Compliance Professional Awarded $300,000 by SEC

Whistleblower Came to SEC After Reporting Fraud Internally and Company Failed to Take Action

On August 29, 2014, The Securities and Exchange Commission announced a whistleblower award of more than $300,000 to a company employee who performed audit and compliance functions and reported wrongdoing to the SEC after the company failed to take action when the employee reported it internally.

It’s the first award for a whistleblower with an audit or compliance function at a company.

“Individuals who perform internal audit, compliance, and legal functions for companies are on the front lines in the battle against fraud and corruption.  They often are privy to the very kinds of specific, timely, and credible information that can prevent an imminent fraud or stop an ongoing one,” said Sean McKessy, Chief of the SEC’s Office of the Whistleblower.  “These individuals may be eligible for an SEC whistleblower award if their companies fail to take appropriate, timely action on information they first reported internally.” 

This particular whistleblower award recipient reported concerns of wrongdoing to appropriate personnel within the company, including a supervisor.  But when the company took no action on the information within 120 days, the whistleblower reported the same information to the SEC.  The information provided by the whistleblower led directly to an SEC enforcement action.

SEC Waives Eligibility Requirement for Whistleblower, Awards $400,000

Company Failed to Address Fraud Internally

On July 31, 2014, the Securities and Exchange Commission announced an award of more than $400,000 for a whistleblower who reported a fraud to the SEC after the company failed to address the issue internally.

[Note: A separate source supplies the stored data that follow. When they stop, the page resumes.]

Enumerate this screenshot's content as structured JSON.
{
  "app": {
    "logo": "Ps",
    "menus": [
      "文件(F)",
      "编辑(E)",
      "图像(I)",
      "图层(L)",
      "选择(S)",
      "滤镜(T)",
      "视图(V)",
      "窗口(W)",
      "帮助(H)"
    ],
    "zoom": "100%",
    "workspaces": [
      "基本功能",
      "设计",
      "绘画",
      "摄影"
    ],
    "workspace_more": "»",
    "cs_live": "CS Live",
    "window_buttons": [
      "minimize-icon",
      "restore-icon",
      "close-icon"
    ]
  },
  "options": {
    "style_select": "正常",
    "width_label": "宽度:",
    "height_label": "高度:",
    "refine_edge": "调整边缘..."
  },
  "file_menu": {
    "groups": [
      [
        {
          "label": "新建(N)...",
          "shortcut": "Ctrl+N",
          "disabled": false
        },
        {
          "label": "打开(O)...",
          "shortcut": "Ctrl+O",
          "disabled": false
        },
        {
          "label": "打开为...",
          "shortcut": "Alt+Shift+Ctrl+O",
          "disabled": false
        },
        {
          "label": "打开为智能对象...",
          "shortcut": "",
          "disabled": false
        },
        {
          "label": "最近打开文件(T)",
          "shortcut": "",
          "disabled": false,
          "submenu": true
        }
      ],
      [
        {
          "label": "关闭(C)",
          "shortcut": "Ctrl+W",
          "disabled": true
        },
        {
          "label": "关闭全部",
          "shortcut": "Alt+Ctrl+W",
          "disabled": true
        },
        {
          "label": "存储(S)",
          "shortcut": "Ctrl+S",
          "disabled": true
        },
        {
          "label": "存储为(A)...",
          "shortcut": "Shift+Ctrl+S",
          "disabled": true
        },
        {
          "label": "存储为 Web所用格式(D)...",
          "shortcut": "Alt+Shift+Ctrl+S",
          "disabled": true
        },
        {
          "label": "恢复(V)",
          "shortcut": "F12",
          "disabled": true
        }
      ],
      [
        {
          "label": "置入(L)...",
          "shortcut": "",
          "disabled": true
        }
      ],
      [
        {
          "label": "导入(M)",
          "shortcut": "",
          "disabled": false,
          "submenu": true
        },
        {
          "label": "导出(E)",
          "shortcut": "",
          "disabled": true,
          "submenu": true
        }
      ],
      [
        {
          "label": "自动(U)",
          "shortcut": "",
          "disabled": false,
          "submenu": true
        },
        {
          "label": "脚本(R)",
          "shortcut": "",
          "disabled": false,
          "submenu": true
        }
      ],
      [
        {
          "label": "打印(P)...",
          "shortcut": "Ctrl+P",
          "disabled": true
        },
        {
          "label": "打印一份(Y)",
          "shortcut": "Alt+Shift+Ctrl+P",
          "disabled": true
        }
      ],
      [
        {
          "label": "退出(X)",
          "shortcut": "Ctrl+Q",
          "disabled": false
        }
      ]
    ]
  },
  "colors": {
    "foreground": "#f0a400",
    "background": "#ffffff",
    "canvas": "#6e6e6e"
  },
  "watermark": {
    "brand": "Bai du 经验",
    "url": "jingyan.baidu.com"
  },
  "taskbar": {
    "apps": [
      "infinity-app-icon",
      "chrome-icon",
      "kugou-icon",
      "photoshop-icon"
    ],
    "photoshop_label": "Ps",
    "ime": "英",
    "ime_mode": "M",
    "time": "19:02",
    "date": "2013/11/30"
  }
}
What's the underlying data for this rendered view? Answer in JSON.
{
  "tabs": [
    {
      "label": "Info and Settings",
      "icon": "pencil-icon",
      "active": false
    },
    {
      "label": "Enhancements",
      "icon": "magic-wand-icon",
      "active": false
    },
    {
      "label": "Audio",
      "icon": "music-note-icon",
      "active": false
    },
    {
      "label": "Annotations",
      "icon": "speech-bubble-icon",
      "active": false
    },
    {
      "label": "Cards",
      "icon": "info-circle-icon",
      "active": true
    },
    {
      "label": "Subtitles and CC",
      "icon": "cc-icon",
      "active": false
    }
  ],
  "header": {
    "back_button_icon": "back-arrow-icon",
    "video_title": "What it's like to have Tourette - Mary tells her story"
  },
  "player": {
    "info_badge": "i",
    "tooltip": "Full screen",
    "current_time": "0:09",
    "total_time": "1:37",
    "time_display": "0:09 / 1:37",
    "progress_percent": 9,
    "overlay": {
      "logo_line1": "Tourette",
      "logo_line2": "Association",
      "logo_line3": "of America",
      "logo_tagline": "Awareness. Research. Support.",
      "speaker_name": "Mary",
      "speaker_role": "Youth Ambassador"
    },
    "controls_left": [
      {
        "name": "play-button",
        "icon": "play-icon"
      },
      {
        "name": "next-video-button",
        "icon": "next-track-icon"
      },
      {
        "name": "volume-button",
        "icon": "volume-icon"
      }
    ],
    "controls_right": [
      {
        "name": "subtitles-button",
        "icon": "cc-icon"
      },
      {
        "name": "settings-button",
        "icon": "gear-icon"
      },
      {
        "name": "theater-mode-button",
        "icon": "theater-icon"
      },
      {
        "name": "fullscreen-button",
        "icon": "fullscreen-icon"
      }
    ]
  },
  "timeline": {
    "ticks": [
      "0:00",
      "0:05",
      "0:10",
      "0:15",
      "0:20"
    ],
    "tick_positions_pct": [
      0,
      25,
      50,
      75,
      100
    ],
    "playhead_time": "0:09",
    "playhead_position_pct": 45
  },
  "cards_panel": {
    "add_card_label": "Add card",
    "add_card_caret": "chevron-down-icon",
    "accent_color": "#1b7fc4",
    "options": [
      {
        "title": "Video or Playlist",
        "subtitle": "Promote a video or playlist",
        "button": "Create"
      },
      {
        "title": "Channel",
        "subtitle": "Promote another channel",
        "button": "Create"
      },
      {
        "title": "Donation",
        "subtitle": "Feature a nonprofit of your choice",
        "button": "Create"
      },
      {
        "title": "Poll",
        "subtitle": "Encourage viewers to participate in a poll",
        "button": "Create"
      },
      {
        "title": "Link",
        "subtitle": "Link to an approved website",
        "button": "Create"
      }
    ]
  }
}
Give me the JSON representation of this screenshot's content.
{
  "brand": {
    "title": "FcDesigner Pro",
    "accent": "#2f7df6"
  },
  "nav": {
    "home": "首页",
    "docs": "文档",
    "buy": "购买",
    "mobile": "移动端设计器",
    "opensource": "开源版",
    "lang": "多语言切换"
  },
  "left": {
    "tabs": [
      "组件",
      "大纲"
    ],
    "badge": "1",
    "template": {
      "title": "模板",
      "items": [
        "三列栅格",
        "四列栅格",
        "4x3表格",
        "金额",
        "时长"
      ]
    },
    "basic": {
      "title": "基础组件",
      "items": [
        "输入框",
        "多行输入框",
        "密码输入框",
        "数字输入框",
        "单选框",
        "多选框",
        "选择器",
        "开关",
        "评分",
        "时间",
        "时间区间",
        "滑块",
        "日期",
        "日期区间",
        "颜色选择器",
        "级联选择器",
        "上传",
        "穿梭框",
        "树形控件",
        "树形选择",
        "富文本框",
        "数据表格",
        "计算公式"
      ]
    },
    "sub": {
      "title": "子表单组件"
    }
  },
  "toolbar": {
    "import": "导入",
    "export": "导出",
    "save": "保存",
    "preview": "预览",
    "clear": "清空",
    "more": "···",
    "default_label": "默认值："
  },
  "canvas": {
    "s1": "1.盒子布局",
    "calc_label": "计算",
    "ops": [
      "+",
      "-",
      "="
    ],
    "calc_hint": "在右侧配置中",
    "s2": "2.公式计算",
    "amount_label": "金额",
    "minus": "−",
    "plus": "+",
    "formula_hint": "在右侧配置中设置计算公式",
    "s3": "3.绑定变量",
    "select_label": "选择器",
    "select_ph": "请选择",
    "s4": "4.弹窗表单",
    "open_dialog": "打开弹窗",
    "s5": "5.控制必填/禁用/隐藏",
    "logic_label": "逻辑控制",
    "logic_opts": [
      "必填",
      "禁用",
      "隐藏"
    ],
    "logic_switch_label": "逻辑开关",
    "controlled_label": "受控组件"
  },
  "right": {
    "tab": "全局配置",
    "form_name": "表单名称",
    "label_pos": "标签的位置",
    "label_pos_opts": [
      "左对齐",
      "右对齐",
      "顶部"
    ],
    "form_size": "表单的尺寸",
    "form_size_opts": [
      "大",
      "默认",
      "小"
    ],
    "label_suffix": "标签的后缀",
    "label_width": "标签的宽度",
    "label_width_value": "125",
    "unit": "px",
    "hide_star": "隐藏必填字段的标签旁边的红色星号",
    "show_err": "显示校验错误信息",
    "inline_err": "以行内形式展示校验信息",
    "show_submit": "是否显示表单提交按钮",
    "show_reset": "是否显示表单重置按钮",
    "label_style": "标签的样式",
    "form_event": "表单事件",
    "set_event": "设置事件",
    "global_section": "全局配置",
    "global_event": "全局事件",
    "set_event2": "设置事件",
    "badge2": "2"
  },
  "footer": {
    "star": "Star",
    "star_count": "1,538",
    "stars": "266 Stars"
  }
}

The whistleblower’s claim for an award was denied in the Preliminary Determination because the information did not appear to have been “voluntarily” provided within the definition of Rule 21F-4(a)(ii). However, the agency later determined that based on the relevant events, which it considered to be “materially significant extenuating circumstances,” a waiver to be “appropriate in the public interest and consistent with the protection of investors.”

This whistleblower provided the agency with specific, timely, and credible information that allowed for a more rapid investigation than otherwise would have been possible.  The whistleblower had tried on several occasions and through several mechanisms to have the matter addressed internally at the company.

“The whistleblower did everything feasible to correct the issue internally.  When it became apparent that the company would not address the issue, the whistleblower came to the SEC in a final effort to correct the fraud and prevent investors from being harmed,” said Sean McKessy, chief of the SEC’s Office of the Whistleblower.  “This award recognizes the significance of the information that the whistleblower provided us and the balanced efforts made by the whistleblower to protect investors and report the violation internally.”

The SEC’s whistleblower program rewards high-quality, original information that results in an SEC enforcement action with sanctions exceeding $1 million.  Whistleblower awards can range from 10 percent to 30 percent of the money collected in a case.  By law, the SEC must protect the confidentiality of whistleblowers and cannot disclose any information that might directly or indirectly reveal a whistleblower’s identity.